Background/Purpose: Previous longitudinal studies in arthralgia patients studied Rheumatoid Factor (IgM-RF) and Anti-Citrullinated Protein Antibodies (ACPA) in relation to arthritis development. Participants in these studies were often selected on the presence of at least one autoantibody and consequently the predictive values of different autoantibodies were evaluated relative to each other. This study evaluated the association of RF, ACPA and anti-carbamylated protein antibodies and arthritis development in arthralgia patients that were selected based on the clinical suspicion to progress to RA (Clinically Suspect Arthralgia).

Methods: 255 Clinically Suspect Arthralgia patients were included in our cohort. Patients had arthralgia for <1 year, without clinical arthritis and were considered at risk for RA based on clinical presentation by their rheumatologists. RF, ACPA and anti-carbamylated protein status determined at baseline were studied in relation to the development of clinical arthritis during a median follow-up of 96 week using univariable and multivariable Cox regression analyses.

Results: 45 patients developed clinical arthritis. In univariable Cox regression analyses, presence of RF (HR=4.8, 95%CI=2.7-8.7), ACPA (HR=7.9, 95%CI=4.4-14.3) and anti-carbamylated protein (HR=3.7, 95%CI=1.9-7.3) antibodies were all shown to have a significant association with arthritis development. In multivariable Cox regression including RF, ACPA and anti-carbamylated protein, only ACPA-seropositivity was significantly associated with arthritis development (HR=5.0, 95%CI=1.9-12.9). When stratifying the patients in groups with different combinations of RF and ACPA (see Figure 1), Cox regression revealed the highest hazard ratio for RF-positive ACPA-positive patients (HR=9.5, 95%CI=4.9-18.3, compared to RF-negative ACPA-negative patients). No significant differences were observed for RF-negative ACPA-positive compared to RF-positive ACPA-positive patients. Although nearly 70% of ACPA-positive RF-positive patients progressed to clinical arthritis, 30% did not develop clinical arthritis during a median follow-up duration of 96 weeks.

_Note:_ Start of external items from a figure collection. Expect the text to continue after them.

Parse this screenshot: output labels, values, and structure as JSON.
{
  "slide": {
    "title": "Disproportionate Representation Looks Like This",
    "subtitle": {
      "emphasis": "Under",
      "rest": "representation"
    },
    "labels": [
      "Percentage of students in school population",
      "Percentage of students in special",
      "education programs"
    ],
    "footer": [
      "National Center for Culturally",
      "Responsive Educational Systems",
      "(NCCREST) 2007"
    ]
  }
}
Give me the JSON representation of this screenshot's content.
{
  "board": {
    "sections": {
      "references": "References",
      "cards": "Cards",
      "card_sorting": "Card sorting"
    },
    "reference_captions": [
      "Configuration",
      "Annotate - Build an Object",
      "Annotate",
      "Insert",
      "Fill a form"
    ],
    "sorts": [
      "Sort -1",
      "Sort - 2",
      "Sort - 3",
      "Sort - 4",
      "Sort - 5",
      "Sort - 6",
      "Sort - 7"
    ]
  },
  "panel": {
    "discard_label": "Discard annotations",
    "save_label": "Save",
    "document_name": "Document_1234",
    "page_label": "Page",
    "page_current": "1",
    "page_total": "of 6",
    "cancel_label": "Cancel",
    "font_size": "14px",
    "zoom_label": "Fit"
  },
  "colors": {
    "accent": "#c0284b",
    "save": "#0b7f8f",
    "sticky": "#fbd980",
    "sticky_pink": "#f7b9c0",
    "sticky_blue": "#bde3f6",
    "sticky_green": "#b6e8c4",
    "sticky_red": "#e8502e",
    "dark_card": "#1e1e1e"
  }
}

Conclusion: Within Clinically Suspect Arthralgia patients, presence of ACPA alone or in combination with RF, is associated with an increased hazard on progression to clinical arthritis. However, although still 30% of patients that have both antibodies did not develop arthritis within 96 weeks follow-up and patients without antibodies also developed arthritis suggest that information on autoantibodies alone is not sufficient for optimal risk stratification.

Figure 1. Kaplan-Meier One Minus Survival plots for combinations of Rheumatoid Factor and Anti-Citrullinated Protein antibodies and progression to clinical arthritis. Glossary: Kaplan-Meier one minus survival plot showing cumulative progression to clinical arthritis for Clinically Suspect Arthralgia patients, according to being positive for either positive for anti-citrullinated protein antibodies (ACPA) and rheumatoid factor (RF) positive (N=28), single ACPA-positive (N=6), single RF-positive (N=26) and double negative patients (N=195). Cox regression of combinations of RF- and ACPA-positivity revealed that the presence of both ACPA and RF yielded the highest HR of 9.5 (95%CI=4.9–18.3) for arthritis development compared to the group negative for both autoantibodies, as shown in figure 1. The hazard ratio of single ACPA-positivity was 8.1 (95%CI=2.4–27.4), compared to the group that was negative for both RF and ACPA. The hazard ratio for single RF-positivity was 2.5 (95%CI=1.0–6.3) compared to the group that was negative for both RF and ACPA.